Monday, June 30, 2008

A Midnight Train to Moscow...

By Ryan Chapman

Excitement filed the air the entire day as we prepared to go on our midnight, 8-hour train ride to Moscow, Russia’s capital. To the best of my knowledge, St. Petersburg has a population of 8 million, while Moscow houses 15 million, quite a large difference.

Talks of staying up all-night and partying on the train to Moscow left the group’s mind as soon as we entered our 20 square foot room shared by four people. While the midnight train wasn’t everything the group dreamed of, we made the best of it, shoving 12+ students into a room smaller than a jail cell, just riding and reminiscing on the good times we shared in our short time together.

(Lillie Steele, Ryan Chapman, Jason Duffy and Trisha Thibodaux)

Once we arrived in Moscow, we realized just really how humongous the city is. The underground metro had more train lines than colors I can see, although that is not saying much since I am color blind…

Now, I sit writing my blog on the second night on this three-day excursion and I want to bring everyone’s attention to a harsh reality of foreign travel. So far, I have spent 27 wonderful days in Russia, and each day my trust for the Russian people continues to grow as my guard over myself slowly slips away.

This morning, I went shopping for souvenirs with three friends at a Flea Market. They eventually grew tired and went to the room, while I continued to shop. After buying a snazzy Russian tracksuit, I walked by a shoe vendor, who let me try on some Pumas. He gave me a bag to put my tracksuit in as I tried on the shoes, but when he wanted 6000 Rubles (or $240), I tried to leave. He bargained a bit then told me he would go to the ATM with me, which didn’t sound to safe at all. I noticed his tone being more forceful as he grabbed my wrist the more I refused. I could since the situation getting more and more unfavorable, when 3 other vendors moved towards the one exit in the tent.

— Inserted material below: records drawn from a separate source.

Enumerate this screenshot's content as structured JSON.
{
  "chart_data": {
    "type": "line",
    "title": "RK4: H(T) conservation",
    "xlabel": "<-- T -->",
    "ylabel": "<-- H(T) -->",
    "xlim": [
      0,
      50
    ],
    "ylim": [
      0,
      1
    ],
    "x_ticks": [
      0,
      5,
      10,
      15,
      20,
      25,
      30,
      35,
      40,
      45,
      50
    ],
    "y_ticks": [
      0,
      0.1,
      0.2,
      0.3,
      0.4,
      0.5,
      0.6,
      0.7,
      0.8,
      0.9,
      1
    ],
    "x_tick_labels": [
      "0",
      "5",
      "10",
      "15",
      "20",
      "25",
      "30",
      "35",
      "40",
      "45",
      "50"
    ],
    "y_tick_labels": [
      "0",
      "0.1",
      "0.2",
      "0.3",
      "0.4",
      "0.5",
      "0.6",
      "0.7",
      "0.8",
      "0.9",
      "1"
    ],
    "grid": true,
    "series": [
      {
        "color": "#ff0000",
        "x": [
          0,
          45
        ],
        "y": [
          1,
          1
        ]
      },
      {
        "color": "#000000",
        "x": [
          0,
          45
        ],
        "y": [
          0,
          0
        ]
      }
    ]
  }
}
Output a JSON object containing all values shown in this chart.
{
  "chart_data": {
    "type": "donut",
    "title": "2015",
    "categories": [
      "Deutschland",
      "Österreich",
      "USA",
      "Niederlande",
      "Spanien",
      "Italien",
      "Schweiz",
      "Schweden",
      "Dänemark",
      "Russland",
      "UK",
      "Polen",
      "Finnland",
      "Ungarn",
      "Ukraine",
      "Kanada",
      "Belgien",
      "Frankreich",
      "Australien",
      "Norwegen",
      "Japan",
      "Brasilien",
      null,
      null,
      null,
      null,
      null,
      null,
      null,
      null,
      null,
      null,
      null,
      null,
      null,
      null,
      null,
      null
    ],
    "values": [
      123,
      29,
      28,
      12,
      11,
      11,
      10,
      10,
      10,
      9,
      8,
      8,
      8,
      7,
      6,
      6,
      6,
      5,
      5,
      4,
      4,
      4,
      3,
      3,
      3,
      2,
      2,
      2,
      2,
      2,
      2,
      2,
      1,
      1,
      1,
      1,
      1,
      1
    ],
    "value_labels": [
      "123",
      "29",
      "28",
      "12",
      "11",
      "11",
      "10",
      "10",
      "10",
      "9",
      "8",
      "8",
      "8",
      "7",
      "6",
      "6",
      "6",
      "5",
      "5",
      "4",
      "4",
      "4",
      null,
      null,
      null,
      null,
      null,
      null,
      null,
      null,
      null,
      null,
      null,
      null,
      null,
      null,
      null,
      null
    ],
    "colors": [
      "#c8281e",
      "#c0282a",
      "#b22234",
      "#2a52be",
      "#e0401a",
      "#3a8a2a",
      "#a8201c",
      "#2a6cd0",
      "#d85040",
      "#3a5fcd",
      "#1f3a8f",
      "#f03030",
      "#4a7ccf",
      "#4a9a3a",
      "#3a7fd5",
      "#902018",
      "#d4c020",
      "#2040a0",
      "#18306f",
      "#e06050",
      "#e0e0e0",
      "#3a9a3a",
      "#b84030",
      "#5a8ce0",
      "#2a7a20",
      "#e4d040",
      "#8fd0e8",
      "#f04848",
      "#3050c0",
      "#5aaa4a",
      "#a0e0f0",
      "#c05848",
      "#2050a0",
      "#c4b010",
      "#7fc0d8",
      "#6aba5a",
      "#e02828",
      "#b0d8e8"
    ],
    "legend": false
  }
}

(Stan Mcclellan, Irina Mcclellan and Ryan Chapman)

I knew I had to act before things got even worse. I stood up and got my merchandise back from the vendor, while giving him his shoes. Once I had my stuff, I tried to walk away, but yet again the man grabbed my wrist, this time with more force. I spoke what Russian I had learned with a clear tone, saying I wasn’t looking for business, no matter how cool the Pumas looked!

Another step and another wrist grab, this time the most forceful, I had enough at this point. I felt alone, surrounded by Russians, and was able to only speak the basics of the language. Any hope of reaching my friends was gone also; they were back in the room by this point, so it was time to react. I broke the wrist grab using a neat technique I picked up from the 2-years of Taekwondo I took in high school, then pushed him back, while tripping him. Next I V-lined out of the place and jogged it out until I was in a more crowded area. All was safe.

I cannot stress the importance of never letting your guard down in a foreign place. I have and still do love Russia and all my time here, but as a foreigner, the one time you get into a comfort zone you let your guard down and become susceptible to pick pockets, overly assertive venders or things much worse.

Even after one negative experience, I would still recommend study abroad to everyone. There are hundreds of life changing experiences that overshadow the very few negatives I have encountered. I just want to give each reader a fair look at the good and the bad of my experience.